In practice, this appears as:
- Empty cells (
"") - Strings such as
na,nan,n/a,missing, ornull - Non-numeric values in numeric columns
- Values that are infinite or cannot be parsed
Missing data values are automatically detected and hanlded within Studio, ensuring that your models can still be built and that your analysis remains robust even in the face of incomplete data.
Dataset Size
You can upload a file with up to 40,000 rows of data. Keeping your file underneath this limit ensures smoothing processing and fast validation.
For example, three years of hourly time-series data provides the ideal balance of comprehrensive seasonality and practicality. The large timeframe esnures that there are sufficient seasonal patterns for observation, for instance a daily cycle repeats over 1000 times whilst a weekly pattern occurs 156 times. Three annual cycles also provides annual seasonality which is key in robust trend detection and seasonal decomposition. Capturing three years of data helps Studio distinguish true seasonal effects from random fluctuations, allowing year-on-year trends to be identified with greater statistical confidence. The image below illustrates an example of three years of hourly time-series data.

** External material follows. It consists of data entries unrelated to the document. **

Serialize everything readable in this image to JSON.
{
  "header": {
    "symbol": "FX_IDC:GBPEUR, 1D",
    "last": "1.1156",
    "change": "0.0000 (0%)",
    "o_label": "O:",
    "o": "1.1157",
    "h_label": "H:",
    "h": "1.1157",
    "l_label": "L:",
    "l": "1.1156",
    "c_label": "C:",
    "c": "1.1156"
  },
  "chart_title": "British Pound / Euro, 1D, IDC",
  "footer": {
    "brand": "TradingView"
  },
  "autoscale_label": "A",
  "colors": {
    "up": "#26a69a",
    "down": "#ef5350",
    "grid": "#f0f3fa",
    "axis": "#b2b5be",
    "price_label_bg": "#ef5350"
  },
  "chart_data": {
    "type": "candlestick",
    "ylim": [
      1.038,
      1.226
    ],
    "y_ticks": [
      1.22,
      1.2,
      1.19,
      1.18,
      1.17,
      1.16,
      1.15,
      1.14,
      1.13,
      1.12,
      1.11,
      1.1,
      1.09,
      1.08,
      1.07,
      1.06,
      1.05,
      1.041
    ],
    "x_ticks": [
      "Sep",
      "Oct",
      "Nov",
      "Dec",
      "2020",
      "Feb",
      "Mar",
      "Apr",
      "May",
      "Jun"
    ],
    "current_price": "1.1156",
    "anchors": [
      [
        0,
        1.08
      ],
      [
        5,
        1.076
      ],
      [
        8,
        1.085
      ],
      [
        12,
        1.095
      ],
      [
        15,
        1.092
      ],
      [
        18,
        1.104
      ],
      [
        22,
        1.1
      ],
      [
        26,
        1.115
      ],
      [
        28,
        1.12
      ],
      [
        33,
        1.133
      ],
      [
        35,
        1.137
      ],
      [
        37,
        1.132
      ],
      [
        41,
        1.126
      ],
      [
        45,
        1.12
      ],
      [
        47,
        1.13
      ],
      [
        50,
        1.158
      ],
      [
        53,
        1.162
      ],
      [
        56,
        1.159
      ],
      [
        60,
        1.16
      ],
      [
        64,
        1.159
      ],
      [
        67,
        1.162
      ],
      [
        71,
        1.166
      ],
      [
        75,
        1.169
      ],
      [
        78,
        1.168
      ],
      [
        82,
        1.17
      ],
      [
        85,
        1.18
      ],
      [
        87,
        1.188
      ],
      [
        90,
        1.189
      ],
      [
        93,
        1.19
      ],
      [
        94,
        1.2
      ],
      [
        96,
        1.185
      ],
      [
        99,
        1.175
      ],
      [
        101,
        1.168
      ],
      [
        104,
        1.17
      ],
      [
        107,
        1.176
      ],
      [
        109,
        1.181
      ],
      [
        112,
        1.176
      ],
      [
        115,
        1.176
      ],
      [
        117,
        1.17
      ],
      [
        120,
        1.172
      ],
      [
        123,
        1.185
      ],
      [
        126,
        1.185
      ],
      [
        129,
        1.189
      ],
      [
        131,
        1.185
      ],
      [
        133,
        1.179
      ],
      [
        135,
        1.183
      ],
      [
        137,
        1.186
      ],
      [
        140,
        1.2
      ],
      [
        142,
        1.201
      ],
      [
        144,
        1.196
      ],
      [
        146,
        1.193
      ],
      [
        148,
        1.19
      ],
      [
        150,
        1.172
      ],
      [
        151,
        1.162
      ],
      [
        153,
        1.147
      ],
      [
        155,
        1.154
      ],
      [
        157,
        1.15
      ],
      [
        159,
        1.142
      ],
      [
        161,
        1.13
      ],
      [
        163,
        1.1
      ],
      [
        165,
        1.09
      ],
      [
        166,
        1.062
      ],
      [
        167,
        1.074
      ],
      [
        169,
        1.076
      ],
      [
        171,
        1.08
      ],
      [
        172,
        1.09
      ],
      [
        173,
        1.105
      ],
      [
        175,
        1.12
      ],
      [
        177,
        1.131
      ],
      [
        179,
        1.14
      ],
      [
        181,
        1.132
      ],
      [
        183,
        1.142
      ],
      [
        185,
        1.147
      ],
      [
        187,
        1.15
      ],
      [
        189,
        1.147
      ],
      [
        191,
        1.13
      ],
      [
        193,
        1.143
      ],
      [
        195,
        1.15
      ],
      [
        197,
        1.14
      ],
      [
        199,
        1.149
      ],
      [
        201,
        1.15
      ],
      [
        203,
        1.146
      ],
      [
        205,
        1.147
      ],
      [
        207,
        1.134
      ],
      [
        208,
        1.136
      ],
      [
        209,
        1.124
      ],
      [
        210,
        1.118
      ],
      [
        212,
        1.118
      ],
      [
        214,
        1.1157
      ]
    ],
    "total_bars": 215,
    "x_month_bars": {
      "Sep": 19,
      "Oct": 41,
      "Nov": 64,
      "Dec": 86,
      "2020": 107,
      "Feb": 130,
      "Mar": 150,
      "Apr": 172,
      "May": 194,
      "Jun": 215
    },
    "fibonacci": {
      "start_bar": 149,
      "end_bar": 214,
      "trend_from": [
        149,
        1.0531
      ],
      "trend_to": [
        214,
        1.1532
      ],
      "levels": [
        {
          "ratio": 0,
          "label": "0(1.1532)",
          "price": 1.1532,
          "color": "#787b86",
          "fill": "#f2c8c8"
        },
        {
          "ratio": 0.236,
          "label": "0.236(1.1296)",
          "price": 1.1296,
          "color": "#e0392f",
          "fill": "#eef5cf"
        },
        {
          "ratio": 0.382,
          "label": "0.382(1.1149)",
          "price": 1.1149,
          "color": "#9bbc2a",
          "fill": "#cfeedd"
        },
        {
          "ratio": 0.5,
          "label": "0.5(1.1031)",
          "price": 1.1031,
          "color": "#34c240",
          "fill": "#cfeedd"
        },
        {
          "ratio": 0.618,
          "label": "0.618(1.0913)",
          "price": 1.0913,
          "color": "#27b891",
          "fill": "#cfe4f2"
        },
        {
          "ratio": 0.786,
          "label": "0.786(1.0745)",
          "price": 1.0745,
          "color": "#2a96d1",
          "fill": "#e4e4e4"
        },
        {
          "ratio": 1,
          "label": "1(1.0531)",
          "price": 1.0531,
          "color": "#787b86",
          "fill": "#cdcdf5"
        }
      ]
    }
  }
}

Expected Dataset Structure
The table below showcases the expected columns
Data Types
At its core, Studio supports two key data types; numerical and categorical. Numerical data consists of values that can be measured and represented using numbers, this may include age, temperature, or height. Categorical data is the opposite of this wherein it is consists of values that represent categories or groups.
Within the world of time-series data there are numerous types of variables. Numerical variables can be represented by numbers and can be measured, or are quantifiable. This includes variables that continuous, such as pressure, as well as variables that are discrete, such as number of items sold
Studio also supports Boolean variables. Boolean variables are a special subtype of categorical data in which there are only two possible values (0/1 or True/False). Other categorical varibales such as Nominal, Ordinal, and Multi-class categorical are also supported.
Adding a Dataset
Adding a new dataset in Studio is simple. From the datasets page, first click the Add Dataset button. This will open the Add Dataset popup.
There are two steps to adding a dataset:
Upload File
Upload a file containing time-series data
Create Dataset
Once validated, configure and personalise this uploaded data
Upload File
To be able to create a dataset to Studio, there are some requirements that your dataset must meet. Studio only supports CSV files. Your file must have a column named Timestamp with the format YYYY-mm-dd HH:MM:SS UTC as a column.

Once, you have selected and uploaded, it is validated. The validation process checks that uploaded files are correctly formatted and ready to be used for forecasting. When a file is submitted, it is automatically reviewed to confirm that required columns are present, timestamps can be read correctly, and the data is complete and consistent. The system also verifies that values are numeric where expected and that the time intervals make sense for analysis. If any issues are found, the validation will highlight them so they can be fixed before continuing. Once the dataset passes these checks, the pop-up will automatically take you to the second step of the process - Create Dataset
Create Dataset
Once your uploaded file has been successfully validated, you can now name your dataset and add a brief description of your dataset. As a default, Studio will use the name of the uploaded file as the name of your dataset.

Updating a Dataset
Any dataset that has previously been uploaded into Studio can be updated with new values. This may occur when new data becomes available or when existing values need to be corrected. Updates are always based on the Timestamp column, ensuring that new or modified records are correctly aligned with your existing dataset.
How to Update a Dataset
Update Dataset
In the Datasets table, click the update icon for the dataset you wish to modify. This opens the Update Dataset popup.
Upload New Dataset
Updating a dataset follows a process similar to adding a new dataset:
-
Upload a supported file containing the updated data.
-
The system validates the file to ensure it matches the existing dataset structure.
-
Once validated, the new data can be added to the dataset.
When adding new data, only timestamps after the end of the previously uploaded dataset are appended. This means the uploaded file can have a different filename or start immediately after the last timestamp in the existing dataset - it will still be successfully integrated. The illustration below demonstrates how new data is merged with an existing dataset:
Deleting a Dataset
Deleting a dataset is easy within Studio. Each row of the datasets table has a column with a delete button. When clicked, a pop-up will appear informing you of what dataset will be deleted. Here you can either confirm the deletion or cancel it.